Klomberg, R.(1);Kemos, P.(2);Chondrou, P.(2);Croft, N.(2);de Ridder, L.(1);

(1)Erasmus MC - Sophia Children's Hospital, Paediatric Gastroenterology, Rotterdam, The Netherlands;(2)Center for Immunobiology- Blizard Institute- Barts and the London School of Medicine- Queen Mary University of London, Paediatric gastroenterology, London, United Kingdom;


In addition to development of complicated disease behavior itself, children with Inflammatory Bowel Disease (IBD) are at risk of several complications, including malignancies, severe sepsis, or venous thrombosis, which can ultimately even cause death.
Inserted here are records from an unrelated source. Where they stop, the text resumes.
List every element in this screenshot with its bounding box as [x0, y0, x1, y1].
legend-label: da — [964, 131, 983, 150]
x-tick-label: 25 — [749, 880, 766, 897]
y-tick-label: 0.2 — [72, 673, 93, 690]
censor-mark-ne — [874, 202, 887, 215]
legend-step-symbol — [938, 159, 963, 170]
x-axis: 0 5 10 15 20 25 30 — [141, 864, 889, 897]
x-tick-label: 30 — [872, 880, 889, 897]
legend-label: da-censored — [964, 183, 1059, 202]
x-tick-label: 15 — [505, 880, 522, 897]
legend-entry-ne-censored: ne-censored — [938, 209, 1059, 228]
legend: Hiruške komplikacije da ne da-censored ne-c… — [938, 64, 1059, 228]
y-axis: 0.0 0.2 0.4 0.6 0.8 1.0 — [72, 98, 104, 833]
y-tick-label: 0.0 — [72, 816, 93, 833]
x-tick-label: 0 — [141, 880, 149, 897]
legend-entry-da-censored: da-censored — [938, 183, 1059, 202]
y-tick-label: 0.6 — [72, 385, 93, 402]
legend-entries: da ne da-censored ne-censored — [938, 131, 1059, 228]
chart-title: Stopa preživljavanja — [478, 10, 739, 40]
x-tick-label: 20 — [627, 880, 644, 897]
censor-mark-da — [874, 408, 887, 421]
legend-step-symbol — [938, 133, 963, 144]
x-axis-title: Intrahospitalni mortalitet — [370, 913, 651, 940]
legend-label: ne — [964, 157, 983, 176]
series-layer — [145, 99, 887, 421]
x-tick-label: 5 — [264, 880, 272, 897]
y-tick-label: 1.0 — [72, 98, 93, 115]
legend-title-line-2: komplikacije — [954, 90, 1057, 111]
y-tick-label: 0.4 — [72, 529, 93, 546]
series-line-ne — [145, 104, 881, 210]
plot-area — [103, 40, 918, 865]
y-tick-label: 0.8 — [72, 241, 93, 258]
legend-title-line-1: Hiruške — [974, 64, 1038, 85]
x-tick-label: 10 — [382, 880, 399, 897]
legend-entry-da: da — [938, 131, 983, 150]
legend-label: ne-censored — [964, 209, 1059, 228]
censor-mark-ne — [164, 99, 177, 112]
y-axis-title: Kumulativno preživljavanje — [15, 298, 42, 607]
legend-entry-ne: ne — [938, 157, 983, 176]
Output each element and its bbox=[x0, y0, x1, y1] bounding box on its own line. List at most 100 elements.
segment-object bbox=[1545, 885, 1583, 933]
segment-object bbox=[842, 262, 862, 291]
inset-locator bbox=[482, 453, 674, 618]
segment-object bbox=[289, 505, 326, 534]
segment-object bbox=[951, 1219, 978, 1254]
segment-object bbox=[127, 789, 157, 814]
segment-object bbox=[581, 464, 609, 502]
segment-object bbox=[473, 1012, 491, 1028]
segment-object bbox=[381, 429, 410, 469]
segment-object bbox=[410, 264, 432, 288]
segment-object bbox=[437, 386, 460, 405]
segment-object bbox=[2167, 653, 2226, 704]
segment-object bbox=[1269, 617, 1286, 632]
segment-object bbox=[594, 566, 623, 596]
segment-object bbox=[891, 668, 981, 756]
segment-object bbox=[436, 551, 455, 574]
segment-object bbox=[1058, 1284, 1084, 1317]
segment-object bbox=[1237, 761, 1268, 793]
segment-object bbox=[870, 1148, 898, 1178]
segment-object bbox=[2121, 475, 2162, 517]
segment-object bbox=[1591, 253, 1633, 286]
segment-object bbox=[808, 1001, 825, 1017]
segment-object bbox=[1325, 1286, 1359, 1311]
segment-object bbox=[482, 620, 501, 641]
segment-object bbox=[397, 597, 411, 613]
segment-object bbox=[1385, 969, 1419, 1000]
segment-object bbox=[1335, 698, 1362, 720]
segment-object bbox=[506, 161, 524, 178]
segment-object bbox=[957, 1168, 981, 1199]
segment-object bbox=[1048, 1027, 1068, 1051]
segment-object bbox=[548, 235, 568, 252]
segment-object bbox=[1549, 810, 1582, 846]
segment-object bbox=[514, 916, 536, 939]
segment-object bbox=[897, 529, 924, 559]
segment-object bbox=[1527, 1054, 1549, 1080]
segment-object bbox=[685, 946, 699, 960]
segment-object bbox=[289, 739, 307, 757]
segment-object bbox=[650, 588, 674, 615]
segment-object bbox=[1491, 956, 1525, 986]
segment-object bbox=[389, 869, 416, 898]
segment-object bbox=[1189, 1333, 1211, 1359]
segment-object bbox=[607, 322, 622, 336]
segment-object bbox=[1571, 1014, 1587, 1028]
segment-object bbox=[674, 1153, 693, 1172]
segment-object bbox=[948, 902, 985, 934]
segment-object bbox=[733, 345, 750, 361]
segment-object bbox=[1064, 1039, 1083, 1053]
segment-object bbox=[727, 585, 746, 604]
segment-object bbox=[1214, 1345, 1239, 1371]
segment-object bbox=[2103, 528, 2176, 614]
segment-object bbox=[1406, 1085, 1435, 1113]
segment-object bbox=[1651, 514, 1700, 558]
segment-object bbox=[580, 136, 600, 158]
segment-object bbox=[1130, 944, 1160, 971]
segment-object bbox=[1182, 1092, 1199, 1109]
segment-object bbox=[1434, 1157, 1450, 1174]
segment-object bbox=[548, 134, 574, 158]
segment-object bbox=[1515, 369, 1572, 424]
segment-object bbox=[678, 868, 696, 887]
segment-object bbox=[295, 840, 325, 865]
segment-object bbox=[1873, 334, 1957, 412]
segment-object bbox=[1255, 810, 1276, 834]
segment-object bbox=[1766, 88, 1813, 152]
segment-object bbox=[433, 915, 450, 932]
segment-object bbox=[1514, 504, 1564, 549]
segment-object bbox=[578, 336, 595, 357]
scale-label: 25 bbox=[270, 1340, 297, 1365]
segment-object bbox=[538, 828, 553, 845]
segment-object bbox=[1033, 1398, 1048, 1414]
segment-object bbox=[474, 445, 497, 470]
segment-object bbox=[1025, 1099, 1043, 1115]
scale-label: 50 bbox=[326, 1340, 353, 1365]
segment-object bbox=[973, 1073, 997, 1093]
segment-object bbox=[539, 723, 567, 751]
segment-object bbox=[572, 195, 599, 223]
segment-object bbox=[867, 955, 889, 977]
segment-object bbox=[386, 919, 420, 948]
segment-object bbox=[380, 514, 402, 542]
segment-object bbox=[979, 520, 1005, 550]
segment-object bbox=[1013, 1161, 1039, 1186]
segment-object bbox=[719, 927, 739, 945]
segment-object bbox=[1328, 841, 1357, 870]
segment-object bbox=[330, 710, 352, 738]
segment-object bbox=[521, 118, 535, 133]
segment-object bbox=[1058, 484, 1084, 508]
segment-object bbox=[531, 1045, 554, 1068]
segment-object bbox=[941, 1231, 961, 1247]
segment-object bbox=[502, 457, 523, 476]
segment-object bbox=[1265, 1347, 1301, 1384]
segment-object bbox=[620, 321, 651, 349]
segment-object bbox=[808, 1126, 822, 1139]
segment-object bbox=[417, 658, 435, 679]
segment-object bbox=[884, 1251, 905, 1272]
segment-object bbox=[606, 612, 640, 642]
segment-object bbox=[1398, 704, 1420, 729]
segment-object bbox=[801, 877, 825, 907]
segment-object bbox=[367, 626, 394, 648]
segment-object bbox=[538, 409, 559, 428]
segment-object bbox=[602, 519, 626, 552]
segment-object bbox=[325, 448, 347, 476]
Due of the rareness of these events, little evidence exists on underlying causes and risk factors, and little experience with these events in clinics hampers development of management guidelines.


In the ongoing international PIBD-SETQuality Safety Registry, participating paediatric gastroenterologists monthly completed an electronic survey since September 2016. In this survey, they indicated whether or not they had seen any predefined rare and severe complication of paediatric IBD (PIBD) or related treatment in a PIBD patient <19 years. In an annual denominator survey, participants also reported the number of PIBD patients under their care. Together with the duration of participation, this number was used to calculate incidence rates of each complication in the registry. Upon report of a complication, specific follow-up forms were sent, collecting patient demographics, complication details (diagnostics, management, outcome) and IBD details (Paris classification, disease severity, IBD treatment).


From September 2016 to October 2021, the registry reached an all-time number of 222 participants. Currently, 139 paediatric gastroenterologists actively report from 127 international pediatric IBD centers in 30 countries, covering a total of 23,239 PIBD patients. The average duration of participation per center was 39.7 (IQR (29 – 55) months, resulting in a total study population of 65,099 patient-years. In total, 245 complications were reported, including 78 classified as other rare and severe complications (Figure 1). Incidence rates for some complications (e.g. renal failure, venous thrombosis, opportunistic infection) were relatively increased, while other complications, (e.g. hemophagocytic lymphohistiocytosis (HLH)) were rare. Among reported malignancies were Hodgkin lymphoma (n = 6) and hepatosplenic T-cell lymphoma (n = 2). Causes of death were IBD-related in 73% of cases and included cancer (n=2), cerebrosinus venous thrombosis (n=2) and severe sepsis (n=2).


After 5 years of international collaboration of more than 200 PIBD specialists, the Safety Registry project has confirmed several complications in PIBD have increased incidence over the general paediatric population. HLH and HSTCL were rarely reported. Clinical phenotyping of patients has resulted in better understanding of underlying aetiologies and outcome of complications. Ultimately, in partnership with PIBD experts, this project will develop and share management guidelines to improve patient care.